I’m new setting OpenVPN with System Admin and I running my initial run of tests.
I’m able to connect to the VPN server from Windows and Mac OS, I can ping devices on the VPN subnet, but not on the LAN subnet, consequently I’m not be able to register from my softphones either.
With the following workarounds I’m able to ping and register without issues:
==> IP forwarding
nano /etc/sysctl.conf
net.ipv4.ip_forward=1
==> Added a route to the LAN subnet on the OpenVPN Server config
nano /etc/openvpn/sysadmin_server1.conf
push “route 10.192.80.0 255.255.255.0”
Everything work wonders until I restart my FreePBX server, since as stated on the sysadmin_server1.conf:
modifications to this file will be overwritten.
Both subnets were automatically added to the Local Networks (SIP Settings) and Firewall Trusted Zones.
I did NOT state my VPN endpoints will go to the LAN subnet, I’m aware the VPN server manages a separate subnet for its VPN clients and creates a virtual TUN interface for that purpose.
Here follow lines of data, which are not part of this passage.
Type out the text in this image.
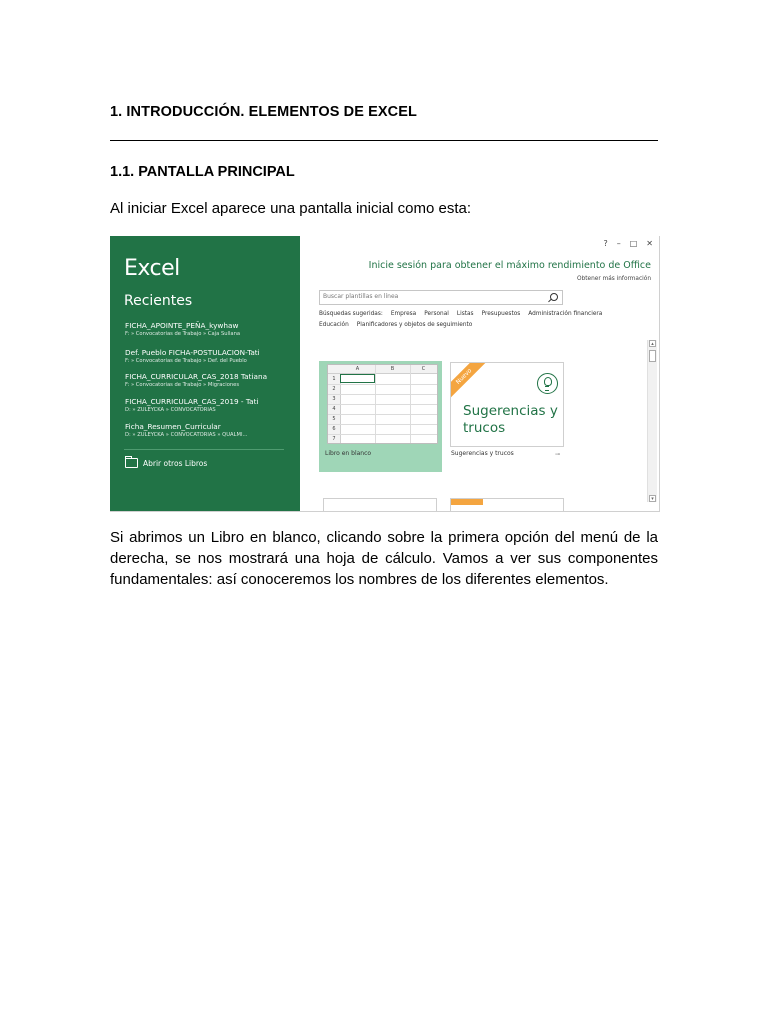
1. INTRODUCCIÓN. ELEMENTOS DE EXCEL
1.1. PANTALLA PRINCIPAL
Al iniciar Excel aparece una pantalla inicial como esta:
Excel
Recientes
FICHA_APOINTE_PEÑA_kywhaw
F: » Convocatorias de Trabajo » Caja Sullana
Def. Pueblo FICHA-POSTULACION-Tati
F: » Convocatorias de Trabajo » Def. del Pueblo
FICHA_CURRICULAR_CAS_2018 Tatiana
F: » Convocatorias de Trabajo » Migraciones
FICHA_CURRICULAR_CAS_2019 - Tati
D: » ZULEYCKA » CONVOCATORIAS
Ficha_Resumen_Curricular
D: » ZULEYCKA » CONVOCATORIAS » QUALMI...
Abrir otros Libros
? – □ ✕
Inicie sesión para obtener el máximo rendimiento de Office
Obtener más información
Buscar plantillas en línea
Búsquedas sugeridas: Empresa Personal Listas Presupuestos Administración financiera
Educación Planificadores y objetos de seguimiento
A	B	C
1
2
3
4
5
6
7
Libro en blanco
Nuevo
Sugerencias y trucos
Sugerencias y trucos	⊸
▴
▾
Si abrimos un Libro en blanco, clicando sobre la primera opción del menú de la derecha, se nos mostrará una hoja de cálculo. Vamos a ver sus componentes fundamentales: así conoceremos los nombres de los diferentes elementos.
What I’m seeing here a routing issue between my LAN subnet and VPN Subnet.
Let me rephrase this for you:
Scenario #1 (without workaround)
1- Can ping to the VPN Server TUN interface’s IP.
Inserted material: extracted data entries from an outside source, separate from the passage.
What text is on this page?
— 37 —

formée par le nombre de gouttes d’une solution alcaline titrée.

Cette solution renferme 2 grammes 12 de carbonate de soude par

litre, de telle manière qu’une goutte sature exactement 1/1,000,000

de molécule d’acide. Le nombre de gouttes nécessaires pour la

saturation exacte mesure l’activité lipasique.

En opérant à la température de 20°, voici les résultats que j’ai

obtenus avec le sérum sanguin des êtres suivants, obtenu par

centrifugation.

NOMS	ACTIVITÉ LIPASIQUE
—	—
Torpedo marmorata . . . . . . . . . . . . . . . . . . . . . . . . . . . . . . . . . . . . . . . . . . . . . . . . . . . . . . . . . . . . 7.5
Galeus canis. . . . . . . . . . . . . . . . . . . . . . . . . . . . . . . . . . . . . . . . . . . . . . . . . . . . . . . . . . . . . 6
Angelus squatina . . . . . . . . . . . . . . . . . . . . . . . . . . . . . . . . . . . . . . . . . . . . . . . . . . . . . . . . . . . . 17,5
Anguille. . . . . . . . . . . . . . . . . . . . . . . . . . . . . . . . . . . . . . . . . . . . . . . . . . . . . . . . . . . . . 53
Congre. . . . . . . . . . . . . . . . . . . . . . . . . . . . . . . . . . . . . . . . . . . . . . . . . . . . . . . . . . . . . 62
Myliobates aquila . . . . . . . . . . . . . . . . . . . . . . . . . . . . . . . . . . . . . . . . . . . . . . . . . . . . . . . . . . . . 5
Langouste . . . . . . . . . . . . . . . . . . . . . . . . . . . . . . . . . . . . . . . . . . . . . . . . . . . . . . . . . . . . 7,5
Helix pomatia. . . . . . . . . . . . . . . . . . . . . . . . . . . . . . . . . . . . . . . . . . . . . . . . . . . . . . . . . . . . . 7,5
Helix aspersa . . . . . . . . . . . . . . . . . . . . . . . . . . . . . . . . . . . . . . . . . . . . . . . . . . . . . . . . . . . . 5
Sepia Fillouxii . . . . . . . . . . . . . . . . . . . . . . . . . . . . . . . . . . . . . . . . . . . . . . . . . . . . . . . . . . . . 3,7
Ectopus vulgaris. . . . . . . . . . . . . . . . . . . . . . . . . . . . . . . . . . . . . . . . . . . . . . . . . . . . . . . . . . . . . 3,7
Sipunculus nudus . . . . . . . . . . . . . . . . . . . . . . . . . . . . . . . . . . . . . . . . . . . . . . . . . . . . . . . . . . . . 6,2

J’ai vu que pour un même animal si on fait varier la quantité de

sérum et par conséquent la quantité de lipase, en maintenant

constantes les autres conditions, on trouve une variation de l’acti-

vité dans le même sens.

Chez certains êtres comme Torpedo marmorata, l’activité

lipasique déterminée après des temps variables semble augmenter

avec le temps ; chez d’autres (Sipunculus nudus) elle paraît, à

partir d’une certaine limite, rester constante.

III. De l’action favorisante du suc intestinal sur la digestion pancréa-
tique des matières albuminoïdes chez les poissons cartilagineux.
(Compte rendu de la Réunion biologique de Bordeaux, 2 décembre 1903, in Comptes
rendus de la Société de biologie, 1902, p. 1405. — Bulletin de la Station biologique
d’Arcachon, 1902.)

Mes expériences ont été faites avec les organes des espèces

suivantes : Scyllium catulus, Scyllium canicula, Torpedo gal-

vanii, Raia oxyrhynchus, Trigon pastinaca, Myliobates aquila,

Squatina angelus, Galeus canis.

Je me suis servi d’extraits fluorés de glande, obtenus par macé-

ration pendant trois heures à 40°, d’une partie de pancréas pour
2- Can NOT ping to the physical interface’s IP address of the server (LAN: Webif IP/Registration IP).
3- Can NOT register my SIP EndPoint.
Scenario #2 (with workaround)
1- Can ping to the VPN Server TUN interface’s IP.
2- Can ping to the physical interface’s IP address of the server (LAN: Webif IP/Registration IP).
3- Can register my SIP EndPoint.
Both scenarios were tested from two different endpoints: Windows and Mac.
You can try to reproduce it, and will see my point.
Again by default the VPN will only route the VPN subnet traffic.
In the VPN server aetup in system admin you can add route and also tell it to make the VPN server be the default gateway to force all traffic across the VPN from the clients.